Not only did I have HER2 breast cancer but, in the words of my doctor, the result was “off-the-charts positive” in every single tumor cell tested. Worse, I learned that the type of chemotherapy I received was not very effective with my type of breast cancer.

I flashed back to my treatment days when I was so sick from the chemotherapy that I had to crawl to the bathroom, where I would lie on the floor for hours. The same bathroom that my precious grandmother and caretaker would scour every morning so that I would not notice how much hair I had lost the previous day. I never stopped wondering whether her suffering at seeing me so ill would be in vain.

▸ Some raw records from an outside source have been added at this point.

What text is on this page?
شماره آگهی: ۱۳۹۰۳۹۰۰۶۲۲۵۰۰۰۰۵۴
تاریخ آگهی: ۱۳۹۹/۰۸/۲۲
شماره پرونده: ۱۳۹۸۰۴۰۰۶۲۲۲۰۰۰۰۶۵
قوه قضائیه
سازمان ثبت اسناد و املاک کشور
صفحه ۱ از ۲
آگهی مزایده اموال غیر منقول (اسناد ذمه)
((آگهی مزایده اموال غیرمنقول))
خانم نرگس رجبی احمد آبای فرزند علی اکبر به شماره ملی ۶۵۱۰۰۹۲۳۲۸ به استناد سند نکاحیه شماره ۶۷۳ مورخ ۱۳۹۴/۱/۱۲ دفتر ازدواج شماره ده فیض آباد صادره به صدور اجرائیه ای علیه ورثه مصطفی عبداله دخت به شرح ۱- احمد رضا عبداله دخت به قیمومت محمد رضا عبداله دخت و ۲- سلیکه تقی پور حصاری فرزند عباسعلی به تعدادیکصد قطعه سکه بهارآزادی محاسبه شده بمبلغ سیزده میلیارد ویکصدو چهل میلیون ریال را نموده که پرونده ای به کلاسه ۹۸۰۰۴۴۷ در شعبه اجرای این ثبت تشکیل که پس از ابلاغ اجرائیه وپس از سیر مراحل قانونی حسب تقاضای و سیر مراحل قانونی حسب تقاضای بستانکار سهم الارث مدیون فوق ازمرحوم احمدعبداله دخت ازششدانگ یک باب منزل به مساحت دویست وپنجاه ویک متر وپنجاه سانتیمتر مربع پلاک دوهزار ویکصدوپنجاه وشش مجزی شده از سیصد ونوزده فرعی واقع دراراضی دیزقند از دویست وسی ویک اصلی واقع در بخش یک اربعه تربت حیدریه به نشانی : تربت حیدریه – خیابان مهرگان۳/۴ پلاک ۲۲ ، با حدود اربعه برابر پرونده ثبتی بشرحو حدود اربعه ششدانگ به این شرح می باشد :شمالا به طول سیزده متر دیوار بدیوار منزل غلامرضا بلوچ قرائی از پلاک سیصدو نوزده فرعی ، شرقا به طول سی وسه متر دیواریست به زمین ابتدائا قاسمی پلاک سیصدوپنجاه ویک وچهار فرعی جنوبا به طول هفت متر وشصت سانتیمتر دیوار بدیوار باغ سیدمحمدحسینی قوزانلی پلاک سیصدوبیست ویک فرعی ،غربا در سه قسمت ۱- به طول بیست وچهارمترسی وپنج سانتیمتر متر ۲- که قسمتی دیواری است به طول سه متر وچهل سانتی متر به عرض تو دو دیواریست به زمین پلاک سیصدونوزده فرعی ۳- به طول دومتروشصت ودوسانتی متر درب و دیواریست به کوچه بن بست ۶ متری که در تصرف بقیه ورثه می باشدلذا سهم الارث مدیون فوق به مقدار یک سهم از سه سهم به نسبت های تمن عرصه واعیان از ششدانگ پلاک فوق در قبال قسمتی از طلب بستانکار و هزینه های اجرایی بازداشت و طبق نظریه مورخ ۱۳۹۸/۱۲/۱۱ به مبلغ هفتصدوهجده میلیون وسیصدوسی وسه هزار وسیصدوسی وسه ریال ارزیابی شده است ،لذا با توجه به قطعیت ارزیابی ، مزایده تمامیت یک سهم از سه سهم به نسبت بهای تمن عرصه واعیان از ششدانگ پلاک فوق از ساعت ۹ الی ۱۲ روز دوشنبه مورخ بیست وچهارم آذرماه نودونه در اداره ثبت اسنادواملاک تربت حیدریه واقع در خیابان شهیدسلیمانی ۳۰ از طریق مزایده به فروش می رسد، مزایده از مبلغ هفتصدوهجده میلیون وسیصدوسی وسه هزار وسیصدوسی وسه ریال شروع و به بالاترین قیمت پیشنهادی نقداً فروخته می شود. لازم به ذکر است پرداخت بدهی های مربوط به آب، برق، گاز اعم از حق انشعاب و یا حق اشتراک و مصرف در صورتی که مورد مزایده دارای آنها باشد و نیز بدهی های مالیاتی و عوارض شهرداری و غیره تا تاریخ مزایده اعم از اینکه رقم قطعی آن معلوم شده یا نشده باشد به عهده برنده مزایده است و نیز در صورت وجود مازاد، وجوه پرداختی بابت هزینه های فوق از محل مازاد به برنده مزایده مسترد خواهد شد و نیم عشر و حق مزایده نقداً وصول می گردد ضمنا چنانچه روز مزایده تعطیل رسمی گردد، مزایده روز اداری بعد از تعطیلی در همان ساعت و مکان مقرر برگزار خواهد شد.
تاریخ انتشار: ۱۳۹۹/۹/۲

But I also learned that my type of cancer was responsive to a new, targeted drug, and that I would be a candidate for the drug if my breast cancer recurred.

As I read about the lack of uniform national standards regulating tissue retention and preservation, I was overcome by a powerful uncertainty: Did my tumor specimen still exist? If it was no longer preserved and accessible, it could never again be tested to determine whether I could benefit from new breast cancer therapies, or even a cure. I was panic-stricken. Had my tumor tissue been thrown out? If not, where was it, and how could I find it?

I had waived any rights I might have had to my tumor specimen when I signed the presurgical informed consent forms. Even if the requirement to sign the consent forms to have the lifesaving surgery constituted duress (a legal argument that could make the forms invalid), I had virtually no rights to my specimen anyway.

Nevertheless, I decided to track down my tumor. I called the community hospital where I had undergone the lumpectomy. No tumor. I then called the comprehensive cancer center in San Francisco where my mastectomy was performed. No tumor. In an act of desperation, I called the community hospital back, told them that I was a lawyer and worked for Komen, that I was not crazy, but that I wanted my tumor back.

The FedEx package arrived at my office two days later. In it was a box that held my tumor in all of its paraffin glory. For a week or two, I couldn’t stop looking at it. For more than a year, I kept my tumor in my office in the same box in which it arrived. To avoid paraffin melt in the Texas heat, I waited until winter before driving it home. My tumor continues to reside in its box, in my closet, next to my shoes.

I want something better for cancer survivors. So does Susan G. Komen for the Cure. That’s why we are taking a leadership role in proposing uniform national standards for tissue handling, preservation and access. This is an issue that has major implications for hundreds of thousands of patients yet to be and those already diagnosed with breast and other cancers.

Komen proposes to achieve the right balance between ensuring that patients have ready access to information from their specimens for clinical use, and the academic community has access to tissue for research. These are complex issues with numerous conflicting stakeholder interests. Tissue banking that doesn’t occur in a responsible manner is another obstacle standing in the way of the cures. Komen promises to resolve this issue, just as we promise to end breast cancer forever.